I’m not kidding when I wrote the convoluted paragraph above, it’s as one-note and confusing as that. That’s the entire movie, there’s zero subtext to this family, these characters, and this whole plot. The editing was a sloppy mess, from quick cuts to side texts, that have zero to do with the money. In the end, despite two scenes working here, this movie just felt like a student film with no real purpose or plan in life.
Let’s talk those two quick scenes, shall we? Despite the mess that this movie finds itself in really quick, you do feel really bad when the only redeeming character in this movie, Alexis (Cinthya Carmona), the wife of our main character David (Bobby Soto), is murdered. She’s genuinely sweet, and Carmona plays her as sympathetic and robust. The other scene that got a genuine reaction from me was when David is interrogating one of the “new tax collectors” goons. As the leader of the Bloods is driving a car, he opens up the door and holds his face against the pavement, causing an injury that we see in its fullest, with super impressive makeup and effects.

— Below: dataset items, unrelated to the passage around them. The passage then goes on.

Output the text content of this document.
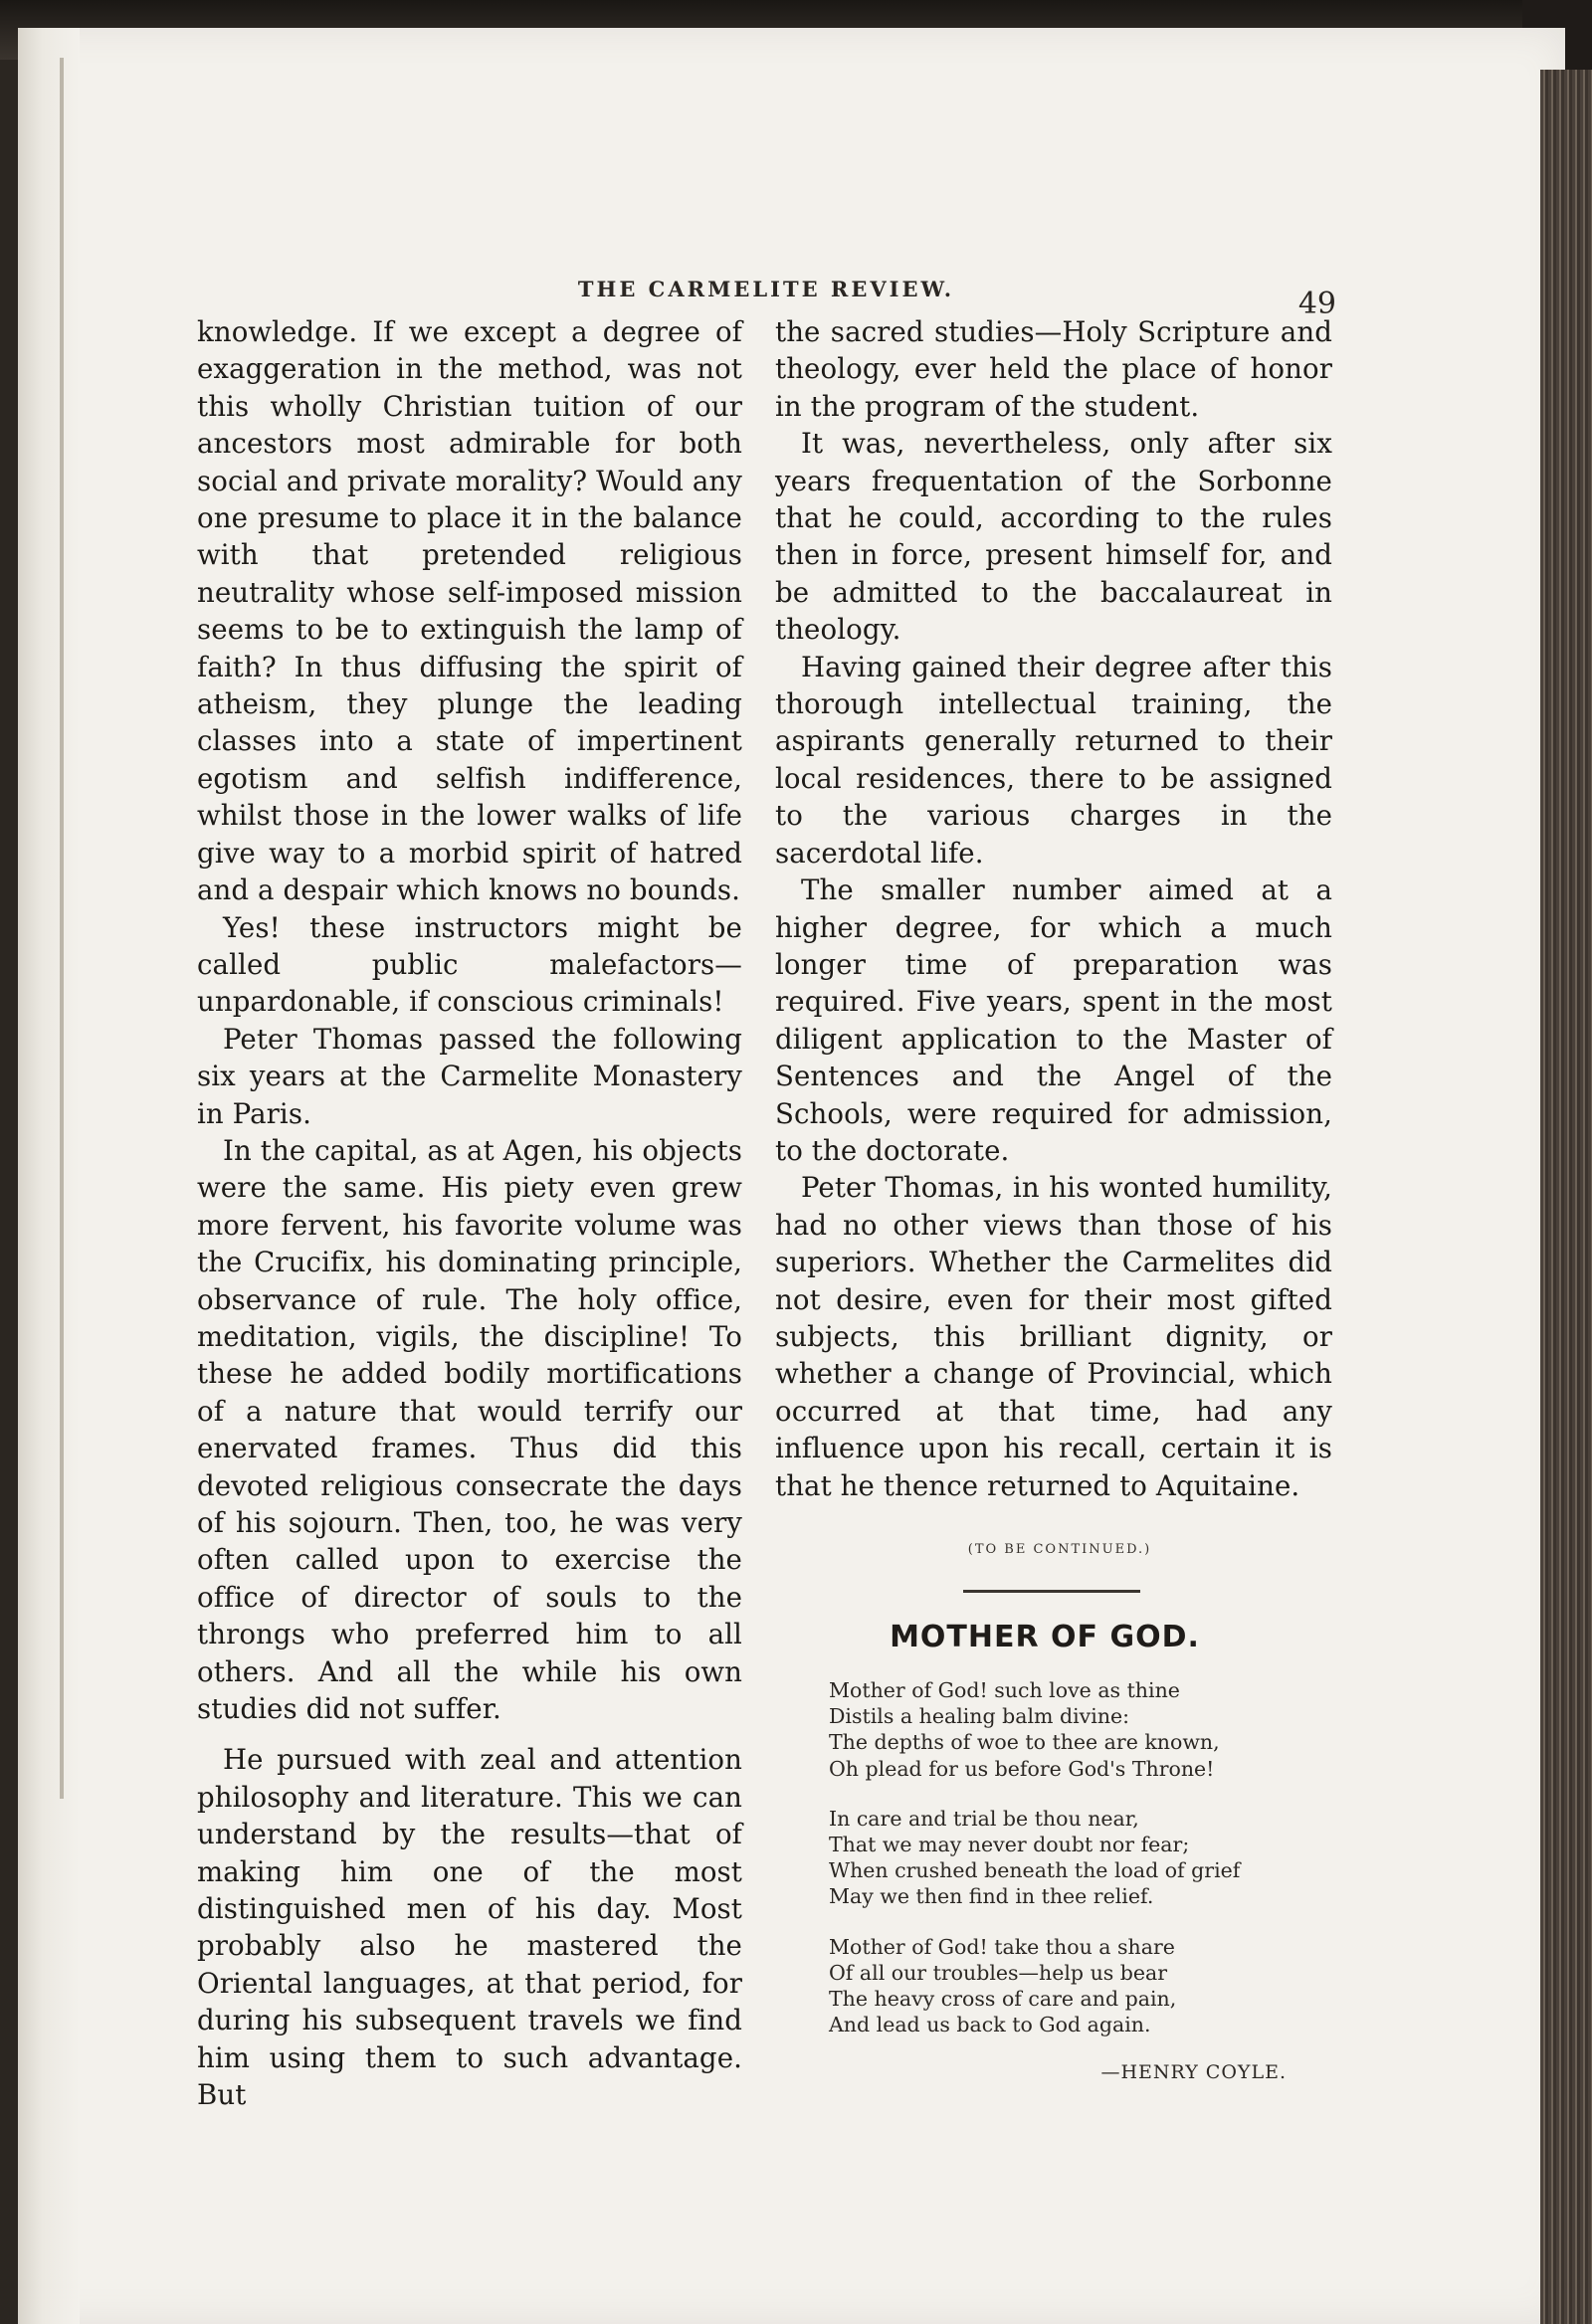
THE CARMELITE REVIEW.	49

knowledge. If we except a degree of exaggeration in the method, was not this wholly Christian tuition of our ancestors most admirable for both social and private morality? Would any one presume to place it in the balance with that pretended religious neutrality whose self-imposed mission seems to be to extinguish the lamp of faith? In thus diffusing the spirit of atheism, they plunge the leading classes into a state of impertinent egotism and selfish indifference, whilst those in the lower walks of life give way to a morbid spirit of hatred and a despair which knows no bounds.

Yes! these instructors might be called public malefactors—unpardonable, if conscious criminals!

Peter Thomas passed the following six years at the Carmelite Monastery in Paris.

In the capital, as at Agen, his objects were the same. His piety even grew more fervent, his favorite volume was the Crucifix, his dominating principle, observance of rule. The holy office, meditation, vigils, the discipline! To these he added bodily mortifications of a nature that would terrify our enervated frames. Thus did this devoted religious consecrate the days of his sojourn. Then, too, he was very often called upon to exercise the office of director of souls to the throngs who preferred him to all others. And all the while his own studies did not suffer.

He pursued with zeal and attention philosophy and literature. This we can understand by the results—that of making him one of the most distinguished men of his day. Most probably also he mastered the Oriental languages, at that period, for during his subsequent travels we find him using them to such advantage. But

the sacred studies—Holy Scripture and theology, ever held the place of honor in the program of the student.

It was, nevertheless, only after six years frequentation of the Sorbonne that he could, according to the rules then in force, present himself for, and be admitted to the baccalaureat in theology.

Having gained their degree after this thorough intellectual training, the aspirants generally returned to their local residences, there to be assigned to the various charges in the sacerdotal life.

The smaller number aimed at a higher degree, for which a much longer time of preparation was required. Five years, spent in the most diligent application to the Master of Sentences and the Angel of the Schools, were required for admission, to the doctorate.

Peter Thomas, in his wonted humility, had no other views than those of his superiors. Whether the Carmelites did not desire, even for their most gifted subjects, this brilliant dignity, or whether a change of Provincial, which occurred at that time, had any influence upon his recall, certain it is that he thence returned to Aquitaine.

(TO BE CONTINUED.)
MOTHER OF GOD.
Mother of God! such love as thine
Distils a healing balm divine:
The depths of woe to thee are known,
Oh plead for us before God's Throne!
In care and trial be thou near,
That we may never doubt nor fear;
When crushed beneath the load of grief
May we then find in thee relief.
Mother of God! take thou a share
Of all our troubles—help us bear
The heavy cross of care and pain,
And lead us back to God again.
—HENRY COYLE.
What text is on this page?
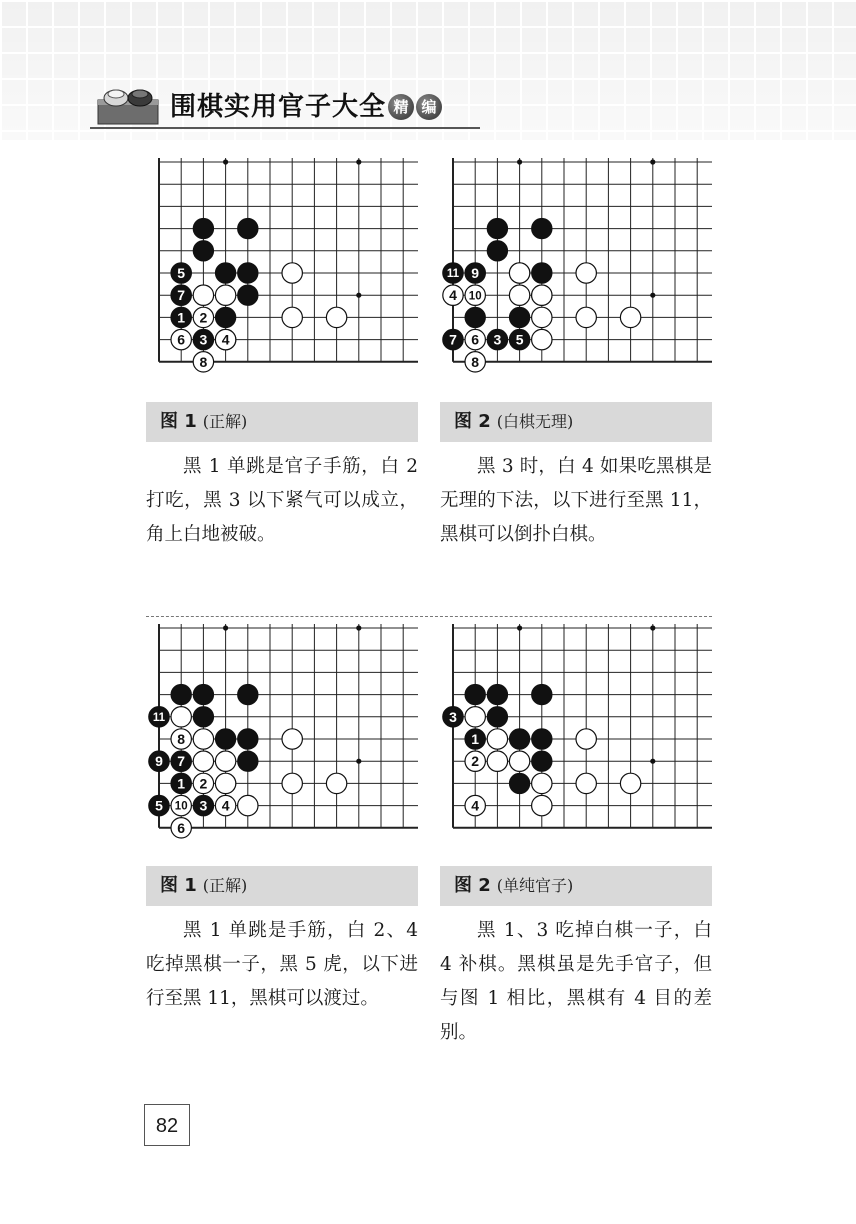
围棋实用官子大全 精 编
5
7
1 2
6 3 4
8
图 1 (正解)
黑 1 单跳是官子手筋，白 2 打吃，黑 3 以下紧气可以成立，角上白地被破。
11 9
4 10
7 6 3 5
8
图 2 (白棋无理)
黑 3 时，白 4 如果吃黑棋是无理的下法，以下进行至黑 11，黑棋可以倒扑白棋。
11
8
9 7
1 2
5 10 3 4
6
图 1 (正解)
黑 1 单跳是手筋，白 2、4 吃掉黑棋一子，黑 5 虎，以下进行至黑 11，黑棋可以渡过。
3
1
2
4
图 2 (单纯官子)
黑 1、3 吃掉白棋一子，白 4 补棋。黑棋虽是先手官子，但与图 1 相比，黑棋有 4 目的差别。
82
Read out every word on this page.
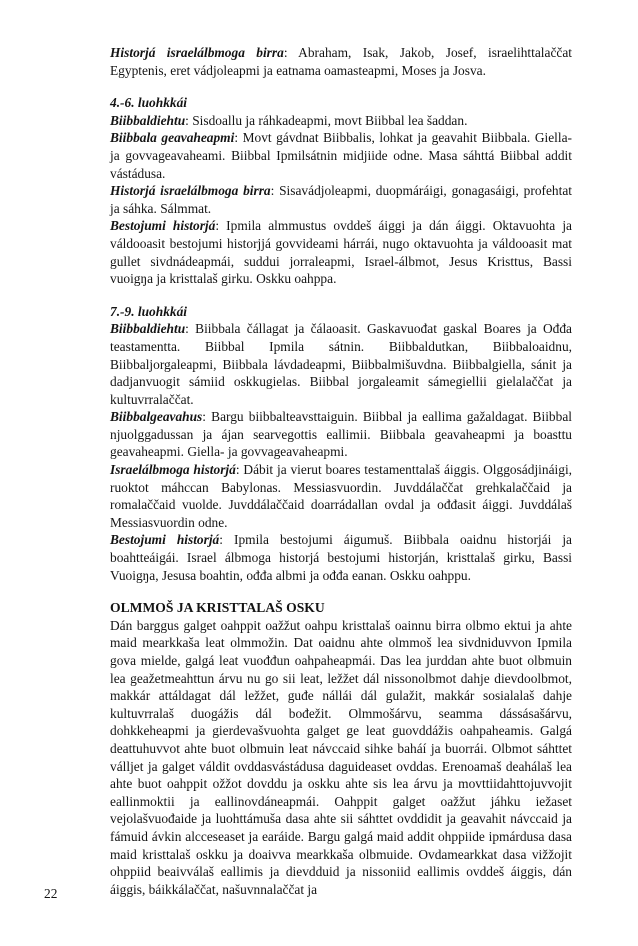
Historjá israelálbmoga birra: Abraham, Isak, Jakob, Josef, israelihttalaččat Egyptenis, eret vádjoleapmi ja eatnama oamasteapmi, Moses ja Josva.

4.-6. luohkkái

Biibbaldiehtu: Sisdoallu ja ráhkadeapmi, movt Biibbal lea šaddan.

Biibbala geavaheapmi: Movt gávdnat Biibbalis, lohkat ja geavahit Biibbala. Giella- ja govvageavaheami. Biibbal Ipmilsátnin midjiide odne. Masa sáhttá Biibbal addit vástádusa.

Historjá israelálbmoga birra: Sisavádjoleapmi, duopmáráigi, gonagasáigi, profehtat ja sáhka. Sálmmat.

Bestojumi historjá: Ipmila almmustus ovddeš áiggi ja dán áiggi. Oktavuohta ja váldooasit bestojumi historjjá govvideami hárrái, nugo oktavuohta ja váldooasit mat gullet sivdnádeapmái, suddui jorraleapmi, Israel-álbmot, Jesus Kristtus, Bassi vuoigŋa ja kristtalaš girku. Oskku oahppa.

7.-9. luohkkái

Biibbaldiehtu: Biibbala čállagat ja čálaoasit. Gaskavuođat gaskal Boares ja Ođđa teastamentta. Biibbal Ipmila sátnin. Biibbaldutkan, Biibbaloaidnu, Biibbaljorgaleapmi, Biibbala lávdadeapmi, Biibbalmišuvdna. Biibbalgiella, sánit ja dadjanvuogit sámiid oskkugielas. Biibbal jorgaleamit sámegiellii gielalaččat ja kultuvrralaččat.

Biibbalgeavahus: Bargu biibbalteavsttaiguin. Biibbal ja eallima gažaldagat. Biibbal njuolggadussan ja ájan searvegottis eallimii. Biibbala geavaheapmi ja boasttu geavaheapmi. Giella- ja govvageavaheapmi.

Israelálbmoga historjá: Dábit ja vierut boares testamenttalaš áiggis. Olggosádjináigi, ruoktot máhccan Babylonas. Messiasvuordin. Juvddálaččat grehkalaččaid ja romalaččaid vuolde. Juvddálaččaid doarrádallan ovdal ja ođđasit áiggi. Juvddálaš Messiasvuordin odne.

Bestojumi historjá: Ipmila bestojumi áigumuš. Biibbala oaidnu historjái ja boahtteáigái. Israel álbmoga historjá bestojumi historján, kristtalaš girku, Bassi Vuoigŋa, Jesusa boahtin, ođđa albmi ja ođđa eanan. Oskku oahppu.

OLMMOŠ JA KRISTTALAŠ OSKU

Dán barggus galget oahppit oažžut oahpu kristtalaš oainnu birra olbmo ektui ja ahte maid mearkkaša leat olmmožin. Dat oaidnu ahte olmmoš lea sivdniduvvon Ipmila gova mielde, galgá leat vuođđun oahpaheapmái. Das lea jurddan ahte buot olbmuin lea geažetmeahttun árvu nu go sii leat, ležžet dál nissonolbmot dahje dievdoolbmot, makkár attáldagat dál ležžet, guđe nállái dál gulažit, makkár sosialalaš dahje kultuvrralaš duogážis dál bođežit. Olmmošárvu, seamma dássásašárvu, dohkkeheapmi ja gierdevašvuohta galget ge leat guovddážis oahpaheamis. Galgá deattuhuvvot ahte buot olbmuin leat návccaid sihke baháí ja buorrái. Olbmot sáhttet válljet ja galget váldit ovddasvástádusa daguideaset ovddas. Erenoamaš deahálaš lea ahte buot oahppit ožžot dovddu ja oskku ahte sis lea árvu ja movttiidahttojuvvojit eallinmoktii ja eallinovdáneapmái. Oahppit galget oažžut jáhku iežaset vejolašvuođaide ja luohttámuša dasa ahte sii sáhttet ovddidit ja geavahit návccaid ja fámuid ávkin alcceseaset ja earáide. Bargu galgá maid addit ohppiide ipmárdusa dasa maid kristtalaš oskku ja doaivva mearkkaša olbmuide. Ovdamearkkat dasa vižžojit ohppiid beaivválaš eallimis ja dievdduid ja nissoniid eallimis ovddeš áiggis, dán áiggis, báikkálaččat, našuvnnalaččat ja

22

I wish there were more to this than what I’ve stated, but honestly, there is not. The climax to the movie happens too quickly, but then also, this whole movie moves so fast that there’s no actual time to really care about what you’re watching because you find yourself asking if you truly care for any of these people. And that’s where I want to bring David Ayer back into this because, despite his few highs, there are many more lows here. It isn’t quite Uwe Boll territory, but I wouldn’t doubt it if that’s where he heads because I was just left feeling unsatisfied with this movie. Sure, I could’ve said the cinematography is crisp but is it? If anything, this movie makes me pretty damn sad that there are struggling writers out there trying to get their work financed and greenlit, yet here’s another chance for a guy who has proven he can’t handle storytelling. But hey “That’s Showbiz”!
Should you see it? Do whatever you want, you’re an adult, and no one is stopping you. But know you aren’t missing out on anything special if you don’t watch it.